-->

Siap-Siap, Tarif Iuran BPJS Kesehatan Dipastikan Naik Lagi

Sebarkan:

 

Rencana menaikkan iuran Badan Penyelenggara Jaminan Sosial (BPJS) Kesehatan sepertinya tak terbendung lagi. Keputusan pemerintah yang telah dicantumkan dalam buku Nota Keuangan II Rancangan Anggaran Pendapatan dan Belanja Negara 2026 itu makin menguatkan bahwa kenaikan iuran BPJS kali ini bukan lagi isu.

Menteri Keuangan Sri Mulyani Indrawati beralasan, kenaikan iuran BPJS diperlukan demi keberlanjutan program Jaminan Kesehatan Nasional (JKN).

Terakhir, iuran BPJS naik lima tahun lalu. Dengan tarif iuran baru tahun depan, pemerintah menargetkan peningkatan jumlah penerima bantuan iuran.

Sebelum mengambil keputusan, Sri Mulyani menyatakan bakal berdiskusi lebih lanjut dengan Dewan Perwakilan Rakyat, Menteri Kesehatan, dan BPJS Kesehatan. Seberapa mendesak kenaikan iuran BPJS Kesehatan?

Anggota Dewan Jaminan Sosial Nasional, Muttaqien, menyebutkan tren rasio klaim kesehatan yang belakangan ini melampaui 100 persen menjadi alarm bagi kondisi keuangan BPJS Kesehatan. Sebab, artinya dana yang dikeluarkan untuk membayar klaim lebih besar daripada pendapatan iuran yang diterima BPJS Kesehatan.
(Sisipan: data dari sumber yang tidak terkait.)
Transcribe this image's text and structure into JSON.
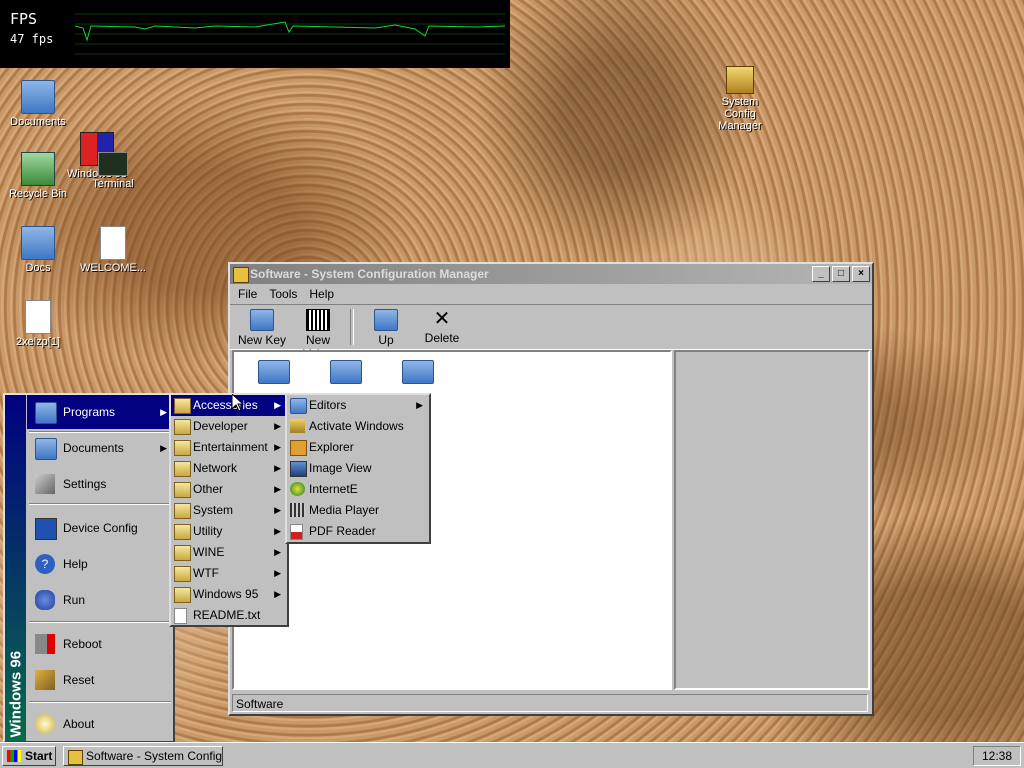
{
  "fps": {
    "label": "FPS",
    "value": "47 fps"
  },
  "desktop_icons": [
    {
      "label": "Documents",
      "icon": "folder-icon"
    },
    {
      "label": "Recycle Bin",
      "icon": "recycle-bin-icon"
    },
    {
      "label": "Windows 95",
      "icon": "vm-icon"
    },
    {
      "label": "Terminal",
      "icon": "terminal-icon"
    },
    {
      "label": "Docs",
      "icon": "folder-icon"
    },
    {
      "label": "WELCOME...",
      "icon": "document-icon"
    },
    {
      "label": "2xelzp[1]",
      "icon": "blank-file-icon"
    },
    {
      "label": "System Config Manager",
      "icon": "config-icon"
    }
  ],
  "window": {
    "title": "Software - System Configuration Manager",
    "menu": [
      "File",
      "Tools",
      "Help"
    ],
    "toolbar": [
      "New Key",
      "New Value",
      "Up",
      "Delete"
    ],
    "status": "Software"
  },
  "start_menu": {
    "sidebar": "Windows 96",
    "items": [
      "Programs",
      "Documents",
      "Settings",
      "Device Config",
      "Help",
      "Run",
      "Reboot",
      "Reset",
      "About"
    ]
  },
  "programs_menu": [
    "Accessories",
    "Developer",
    "Entertainment",
    "Network",
    "Other",
    "System",
    "Utility",
    "WINE",
    "WTF",
    "Windows 95",
    "README.txt"
  ],
  "accessories_menu": [
    "Editors",
    "Activate Windows",
    "Explorer",
    "Image View",
    "InternetE",
    "Media Player",
    "PDF Reader"
  ],
  "taskbar": {
    "start": "Start",
    "task": "Software - System Configur...",
    "clock": "12:38"
  }
}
Sedangkan Koordinator Advokasi BPJS Watch Timbul Siregar menilai tingginya rasio klaim terjadi karena pemerintah tak kunjung menaikkan iuran sejak beberapa tahun lalu. Padahal, jika hal itu terus berlanjut tanpa dibarengi kenaikan iuran, aset bersih BPJS Kesehatan hanya akan terus tergerus.

Walhasil, BPJS Kesehatan bakal defisit dan aset bersihnya bisa-bisa berkurang drastis, dari senilai Rp 49,5, triliun pada tahun lalu diperkirakan tersisa hanya Rp 10 triliun pada akhir tahun ini.

Meski begitu, sejumlah ekonom mengingatkan pemerintah agar tak gegabah menaikkan iuran tersebut. Sebab, berdasarkan hitungan mereka, kenaikan iuran tak lantas mampu meringankan beban APBN. Apalagi, pada saat yang sama, pemerintah masih membiayai program beranggaran jumbo, seperti makan bergizi gratis dengan alokasi anggaran mencapai Rp 335 triliun pada tahun depan.

Sementara itu, pemerintah belum mengoptimalkan penerimaan negara. Walhasil, kebijakan yang dipilih adalah pemangkasan anggaran, termasuk memotong dana transfer ke daerah, demi mengamankan program prioritas presiden.

Pemerintah juga dituntut kreatif dalam meringankan beban APBN sekaligus menyelamatkan BPJS Kesehatan dengan mulai mencari alternatif pembiayaan. Terutama dalam kondisi perekonomian yang belum pulih seperti saat ini.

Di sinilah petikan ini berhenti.